External DNS Load Balancing POC

I was doing a POC for external load balancing awhile back and decided to put some of the info here to hopefully help others on how it works. I tested several different companies but all setup pretty much the same way.

Goal:
We want to load balance “testlb.cordero.me “between the TPA Data Center and our DR Data Center.

URL to Test: testlb.cordero.me
TPA IP: 72.201.131.185 :Probing port 443
DR IP: 50.64.253.180 :Probing port 25

Probing is just a port test to see if the port is open or closed. You can obviously use whatever ports you want to monitor. I’m using a simple setup just to see if it works. For TPA I’m monitoring to see if port 443 is up. For DR I’m looking to see if port 25 is up. Like any other probe or load balancing device, you can get more detailed on the probes like to not only check for a port but also a specific response back.

Below I’ll go over the DNS setup since that could be the most confusing for people. The third-party portal side is the easy part.

Overview:
CNAME > LBFQDN-ON-THIRDPARTY-side

Example:
testlb.cordero.me that points to testlb.cordero.nsatc.net.

The CNAME is something you, the client setup. You point this to the LBFQDN.  This is the FQDN that your end users will use.
The LBFQDN is something that’s setup when you’re configuring your load balancing on the third-party portal side. The domain name origin is something you cannot change. So, it looks like this after:

One CNAME for testlb.cordero.me that points to testlb.[domain name origin given]

Testing Setup:
1. Create CNAME:
One CNAME for testlb.cordero.me that points to testlb.[domain name origin given]

testlb.cordero.me. 86400 IN CNAME testlb.cordero.nsatc.net.

2. On the third-party load balancer side I have the two locations load balanced using one CNAME.
-If the TPA is up hand out 72.201.131.185
-If the TPA goes down hand out 50.64.253.180
-If the TPA comes back up, hand out 72.201.131.185

3. Setup you PROBE device at the TPA to test. I used a laptop. The reason for using a laptop is because you can unplug it to trigger the PROBE to failover.
a. Configure a Public IP Address on the laptop: 72.201.131.185
b. Run a http server on port 443 so that the CLB can probe the device.  I used Python to do it.

python3 -m http.server 443

Third-Party Setup:
The Cloud setup is straight forward and I don’t have the screenshots for those. We ended up going with Akamai but all the Vendors we POC’ed were easy to setup.

Testing:
All I did for testing was control the port access via my laptop. This would trigger the failover.

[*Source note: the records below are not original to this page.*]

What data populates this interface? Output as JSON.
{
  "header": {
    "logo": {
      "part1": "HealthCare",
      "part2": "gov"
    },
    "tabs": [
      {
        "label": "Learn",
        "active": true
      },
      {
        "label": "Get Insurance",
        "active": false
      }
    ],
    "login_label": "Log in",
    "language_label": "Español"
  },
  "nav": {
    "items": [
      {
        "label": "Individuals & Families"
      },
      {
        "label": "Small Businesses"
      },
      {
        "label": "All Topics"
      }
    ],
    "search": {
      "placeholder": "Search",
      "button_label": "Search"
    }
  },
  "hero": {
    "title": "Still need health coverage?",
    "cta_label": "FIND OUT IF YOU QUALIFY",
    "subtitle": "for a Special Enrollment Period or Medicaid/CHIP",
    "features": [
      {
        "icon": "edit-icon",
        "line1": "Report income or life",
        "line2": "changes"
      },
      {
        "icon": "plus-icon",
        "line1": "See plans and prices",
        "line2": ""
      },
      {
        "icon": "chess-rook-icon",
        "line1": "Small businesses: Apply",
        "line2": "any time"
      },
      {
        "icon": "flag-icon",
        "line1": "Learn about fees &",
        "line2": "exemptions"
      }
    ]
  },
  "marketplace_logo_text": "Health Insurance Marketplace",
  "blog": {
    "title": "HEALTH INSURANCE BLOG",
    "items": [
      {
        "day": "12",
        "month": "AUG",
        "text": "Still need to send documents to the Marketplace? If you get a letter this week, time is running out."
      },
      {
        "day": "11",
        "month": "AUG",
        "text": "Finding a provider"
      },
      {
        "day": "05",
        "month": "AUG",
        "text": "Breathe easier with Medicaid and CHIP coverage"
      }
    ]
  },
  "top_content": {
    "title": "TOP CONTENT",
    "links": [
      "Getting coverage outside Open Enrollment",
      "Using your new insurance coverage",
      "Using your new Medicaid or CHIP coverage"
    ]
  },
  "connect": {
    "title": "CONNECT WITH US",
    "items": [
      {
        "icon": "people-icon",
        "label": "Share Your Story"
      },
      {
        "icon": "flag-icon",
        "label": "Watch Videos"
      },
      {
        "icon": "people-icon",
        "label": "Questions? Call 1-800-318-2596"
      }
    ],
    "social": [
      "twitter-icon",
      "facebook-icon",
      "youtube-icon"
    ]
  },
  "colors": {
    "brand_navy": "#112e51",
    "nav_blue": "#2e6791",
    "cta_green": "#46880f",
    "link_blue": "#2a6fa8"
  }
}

A site I like to use to verify the failovers is:
https://www.digwebinterface.com/

What I like about the site above is that I can pick and choose which DNS servers I want to verify with. This is nice because I can check on the propagation.

NOTE:
One note I’d like to bring up. The TTL is configured on the third-party side to a very low value. This is the magic behind a fast failover. You do not edit these values and you DO NOT need to make your CNAME TTL low because it won’t make a difference.